Odour is perceived by our brains in response to chemicals present in the air we breathe. Most of the environmental odours are a mixture of many chemicals (odorants) at very low concentrations. Odours are caused by the presence of (certain) chemicals in air (for example volatile organic compounds, VOCs). The investigation of the chemical toxicity as such is out of the scope of this scoping note. For most odours/chemicals, thresholds for the chemical toxicity are at much higher levels than the threshold of the corresponding odour detection, and also the threshold of odour annoyance and irritation.

Relevant exposure metrics

A standardized approach to express odour concentrations is in terms of Odour Units (OU/m³). The number of OUs in a sample represents the number of times the odorous gas must be diluted with odour-free air to reach the point where it elicits a response from just 50 % of the population. Thus, when an odour is present at a level of 1 OU, the concentration is equal to that of the threshold.

However, this exposure metric merely expresses the intensity of an odour, and does not acknowledge for the (un)pleasantness of the odour, called ‘the hedonic tone’. The hedonic tone depends on the chemical composition of the odorant and this factor appeared to play an important role in the dose-response function of odour (Sucker et al., 2007). Methods have been developed to assess the hedonic tone of odours (e.g. Both et al., 2004).
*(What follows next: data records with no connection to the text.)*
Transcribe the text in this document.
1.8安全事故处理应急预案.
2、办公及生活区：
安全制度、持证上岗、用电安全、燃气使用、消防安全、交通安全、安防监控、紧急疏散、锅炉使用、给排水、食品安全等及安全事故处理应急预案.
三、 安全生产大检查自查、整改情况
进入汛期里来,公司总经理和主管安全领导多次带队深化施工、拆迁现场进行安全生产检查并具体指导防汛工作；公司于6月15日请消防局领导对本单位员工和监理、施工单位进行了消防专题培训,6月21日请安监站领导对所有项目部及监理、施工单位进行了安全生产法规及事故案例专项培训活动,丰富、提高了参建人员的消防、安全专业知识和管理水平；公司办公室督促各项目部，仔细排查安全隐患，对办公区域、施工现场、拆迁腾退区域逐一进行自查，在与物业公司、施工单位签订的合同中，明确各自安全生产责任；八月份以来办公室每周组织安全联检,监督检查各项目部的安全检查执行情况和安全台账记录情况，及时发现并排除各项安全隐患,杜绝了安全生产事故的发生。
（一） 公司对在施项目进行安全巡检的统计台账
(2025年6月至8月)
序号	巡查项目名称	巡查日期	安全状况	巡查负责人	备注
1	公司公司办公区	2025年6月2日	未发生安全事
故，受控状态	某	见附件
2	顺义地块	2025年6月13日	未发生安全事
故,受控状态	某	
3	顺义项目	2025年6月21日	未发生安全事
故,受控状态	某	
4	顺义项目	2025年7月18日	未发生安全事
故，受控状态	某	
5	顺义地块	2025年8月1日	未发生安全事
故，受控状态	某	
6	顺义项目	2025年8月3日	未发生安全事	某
Two mean categories are available to assess odours: sensory and chemical techniques. Sensory techniques (e.g. olfactometry) utilise human assessors to assess odour. The advantage of sensory methods is that they provide a direct link to how odours are perceived by humans. This is very useful for studies that involve assessment of annoyance or health effects. In addition to the assessment of ‘total odour’ by sensory techniques, sensory techniques also exist for assessment of odour character, intensity and hedonic tone. Some techniques like olfactometry which utilise a panel of trained noses to assess odour, make it possible to express odour in standardized units. However, in more complaint-based or epidemiological studies, odour perception is less quantitatively described. In such studies, assessors for odour are more of a qualitative, describing and categorized kind. Chemical methods use conventional analytical techniques (gas chromatography, mass spectroscopy, wet chemical analyses and electronic noses). Disadvantage of chemical techniques is that they do not reflect the intensity of odours as experienced by humans.

Sensory methods are generally preferred to chemical methods in studies investigating dose-response effects.


Health effects of short-term and long - term exposures

A division between short-term and long-term exposure is not very relevant; what is more relevant is the odour-specific discussion on dose-response (psychological effects) which apply for both short and long term exposure. At the end of this section, a paragraph is devoted specifically to long-term exposure.

Historically, unpleasant odours have been considered as a warning sign of indicators of potential health risk to human health, but not necessarily as direct triggers of health effects. Thus, malodours provide warnings of microbial growth in food, gas leaks, fires and unsanitary conditions. More and more, public awareness has recently raised that, beyond this warning function of odours, odour sensations themselves may cause health symptoms (Shiffman and Williams, 2005).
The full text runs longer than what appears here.